Home >> Publications >> 正文

Bioinformatics | Our Liu Lei's team and Yang Zhihao's team (Dalian University of Technology) completed the construction and inference of multimodal specific disease knowledge graph SDKG-11
November 19, 2022

On February 12, 2022, the journal Bioinformatics published the “Multimodal reasoning based on knowledge graph embedding for specific diseases” online. This paper presents a complete construction and inference process of the multimodal specific disease knowledge graph. Doctoral students Zhu Chaoyu and Xia Xiaoqiong from Liu Lei's team are this paper's first and third authors. Professor Yang Zhihao and his doctoral student Li Nan (Dalian University of Technology) are the second and fourth authors. Professor Liu Lei and Associate Professor Zhong Fan are the co-corresponding authors.



Knowledge Graph (KG) is a way to store knowledge, it represents facts in the real world through a large number of triplets (head entity, relation and tail entity). KG is widely used in the biomedical field to predict drug-target interactions and adverse drug reactions, and also to construct clinical decision support systems.

Most existing biomedical KGs focus on a particular entity type, but few KGs focus on specific diseases. We consider 11 diseases in this work, including 5 cancers and 6 non-cancer diseases. After collecting relevant abstracts from PubMed by keywords, Yang Zhihao's team obtained the original triplets through named entity recognition and relationship extraction. SDKG-11 was constructed by fine-grained matching of entity and relation, which can represent the existing knowledge set of these specific diseases.



Since new biomedical knowledge is being presented every day, almost all constructed biomedical KGs are incomplete. Therefore, reasoning new knowledge by the existing knowledge is a universal idea.

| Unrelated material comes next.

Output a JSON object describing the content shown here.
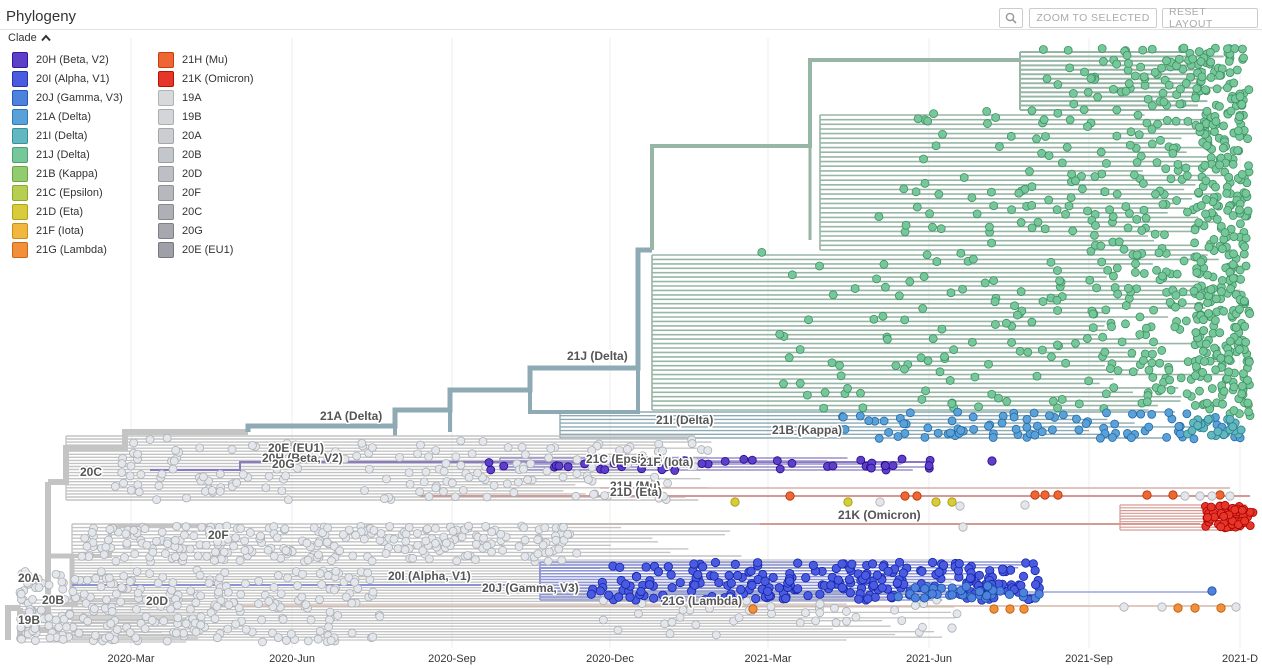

Knowledge Graph Embedding (KGE) maps entities and relations into a low-dimensional vector space, using simple mathematical calculations instead of explicitly defining the reasoning process, which has recently emerged as a paradigm for KG reasoning. Liu Lei's team combined the embedding of three modals of KGE structure, category and description by the reverse-hyperplane projection to define the multimodal scoring function.

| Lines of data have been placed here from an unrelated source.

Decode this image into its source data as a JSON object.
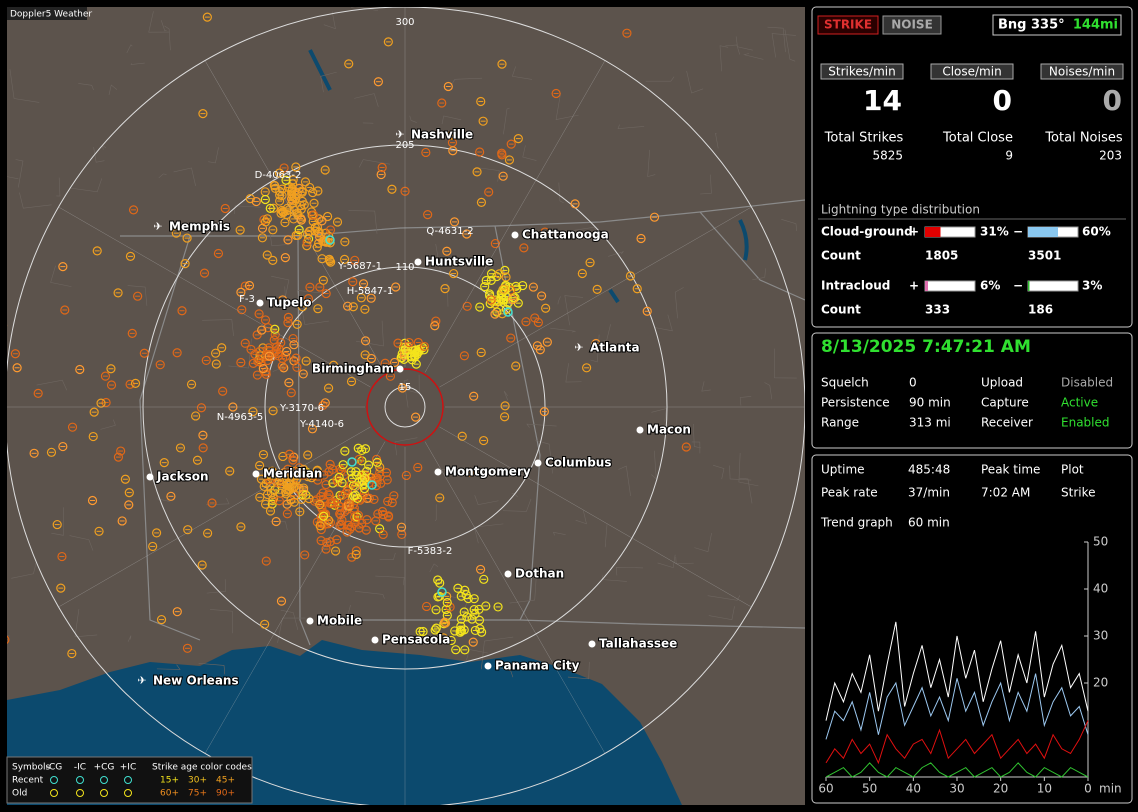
{
  "map": {
    "title": "Doppler5 Weather",
    "range_rings": [
      "300",
      "205",
      "110",
      "15"
    ],
    "cities": [
      "Nashville",
      "Memphis",
      "Chattanooga",
      "Huntsville",
      "Tupelo",
      "Atlanta",
      "Birmingham",
      "Macon",
      "Jackson",
      "Meridian",
      "Montgomery",
      "Columbus",
      "Dothan",
      "Mobile",
      "Pensacola",
      "Tallahassee",
      "Panama City",
      "New Orleans"
    ],
    "storm_tracks": [
      "D-4063-2",
      "Q-4631-2",
      "Y-5687-1",
      "H-5847-1",
      "F-3",
      "N-4963-5",
      "Y-3170-6",
      "Y-4140-6",
      "F-5383-2"
    ],
    "legend": {
      "symbols_label": "Symbols",
      "symbol_types": [
        "-CG",
        "-IC",
        "+CG",
        "+IC"
      ],
      "age_label": "Strike age color codes",
      "rows": [
        "Recent",
        "Old"
      ],
      "recent_ages": [
        "15+",
        "30+",
        "45+"
      ],
      "old_ages": [
        "60+",
        "75+",
        "90+"
      ]
    }
  },
  "panel": {
    "mode_buttons": [
      "STRIKE",
      "NOISE"
    ],
    "bearing": "Bng 335°",
    "distance": "144mi",
    "rates": [
      {
        "label": "Strikes/min",
        "value": 14
      },
      {
        "label": "Close/min",
        "value": 0
      },
      {
        "label": "Noises/min",
        "value": 0
      }
    ],
    "totals": [
      {
        "label": "Total Strikes",
        "value": 5825
      },
      {
        "label": "Total Close",
        "value": 9
      },
      {
        "label": "Total Noises",
        "value": 203
      }
    ],
    "distribution": {
      "title": "Lightning type distribution",
      "count_label": "Count",
      "types": [
        {
          "name": "Cloud-ground",
          "positive": {
            "sign": "+",
            "value": 31,
            "label": "31%",
            "count": 1805
          },
          "negative": {
            "sign": "−",
            "value": 60,
            "label": "60%",
            "count": 3501
          }
        },
        {
          "name": "Intracloud",
          "positive": {
            "sign": "+",
            "value": 6,
            "label": "6%",
            "count": 333
          },
          "negative": {
            "sign": "−",
            "value": 3,
            "label": "3%",
            "count": 186
          }
        }
      ]
    },
    "datetime": "8/13/2025 7:47:21 AM",
    "settings": [
      {
        "label": "Squelch",
        "value": 0,
        "label2": "Upload",
        "value2": "Disabled"
      },
      {
        "label": "Persistence",
        "value": "90 min",
        "label2": "Capture",
        "value2": "Active"
      },
      {
        "label": "Range",
        "value": "313 mi",
        "label2": "Receiver",
        "value2": "Enabled"
      }
    ],
    "status": [
      {
        "label": "Uptime",
        "value": "485:48"
      },
      {
        "label": "Peak rate",
        "value": "37/min"
      },
      {
        "label": "Peak time",
        "value": "7:02 AM"
      },
      {
        "label": "Plot",
        "value": "Strike"
      },
      {
        "label": "Trend graph",
        "value": "60 min"
      }
    ]
  },
  "chart_data": {
    "type": "line",
    "x": [
      60,
      58,
      56,
      54,
      52,
      50,
      48,
      46,
      44,
      42,
      40,
      38,
      36,
      34,
      32,
      30,
      28,
      26,
      24,
      22,
      20,
      18,
      16,
      14,
      12,
      10,
      8,
      6,
      4,
      2,
      0
    ],
    "xlim": [
      60,
      0
    ],
    "xticks": [
      60,
      50,
      40,
      30,
      20,
      10,
      0
    ],
    "x_label": "min",
    "ylim": [
      0,
      50
    ],
    "yticks": [
      20,
      30,
      40,
      50
    ],
    "series": [
      {
        "color": "#ffffff",
        "values": [
          12,
          20,
          16,
          22,
          18,
          26,
          14,
          24,
          33,
          15,
          22,
          28,
          19,
          25,
          17,
          30,
          21,
          27,
          16,
          23,
          29,
          18,
          26,
          20,
          31,
          17,
          24,
          28,
          19,
          22,
          14
        ]
      },
      {
        "color": "#9cc8f0",
        "values": [
          8,
          14,
          12,
          16,
          10,
          18,
          9,
          17,
          20,
          11,
          15,
          19,
          13,
          17,
          12,
          21,
          14,
          18,
          11,
          16,
          20,
          12,
          18,
          14,
          22,
          11,
          16,
          19,
          13,
          15,
          9
        ]
      },
      {
        "color": "#e01010",
        "values": [
          3,
          6,
          4,
          8,
          5,
          7,
          3,
          9,
          6,
          4,
          7,
          8,
          5,
          10,
          4,
          6,
          8,
          5,
          7,
          9,
          4,
          6,
          8,
          5,
          7,
          4,
          9,
          6,
          5,
          8,
          12
        ]
      },
      {
        "color": "#30c030",
        "values": [
          0,
          1,
          2,
          0,
          1,
          3,
          1,
          0,
          2,
          1,
          0,
          2,
          3,
          1,
          0,
          1,
          2,
          0,
          1,
          2,
          0,
          1,
          3,
          1,
          0,
          2,
          1,
          0,
          2,
          1,
          0
        ]
      }
    ]
  }
}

By defining a scoring function, they obtained the top-ranked drug-gene, gene-disease, and disease-drug pairs. They then verify the model’s reliability by manually proofreading predicted entity pairs. Using embedding results as initialization parameters for the biomolecular interaction classification, they demonstrate the universality of embedding models. This paper completed the multimodal reasoning for SDKG-11, wish to generate new knowledge sets that are valuable for scientific research and clinical decision making.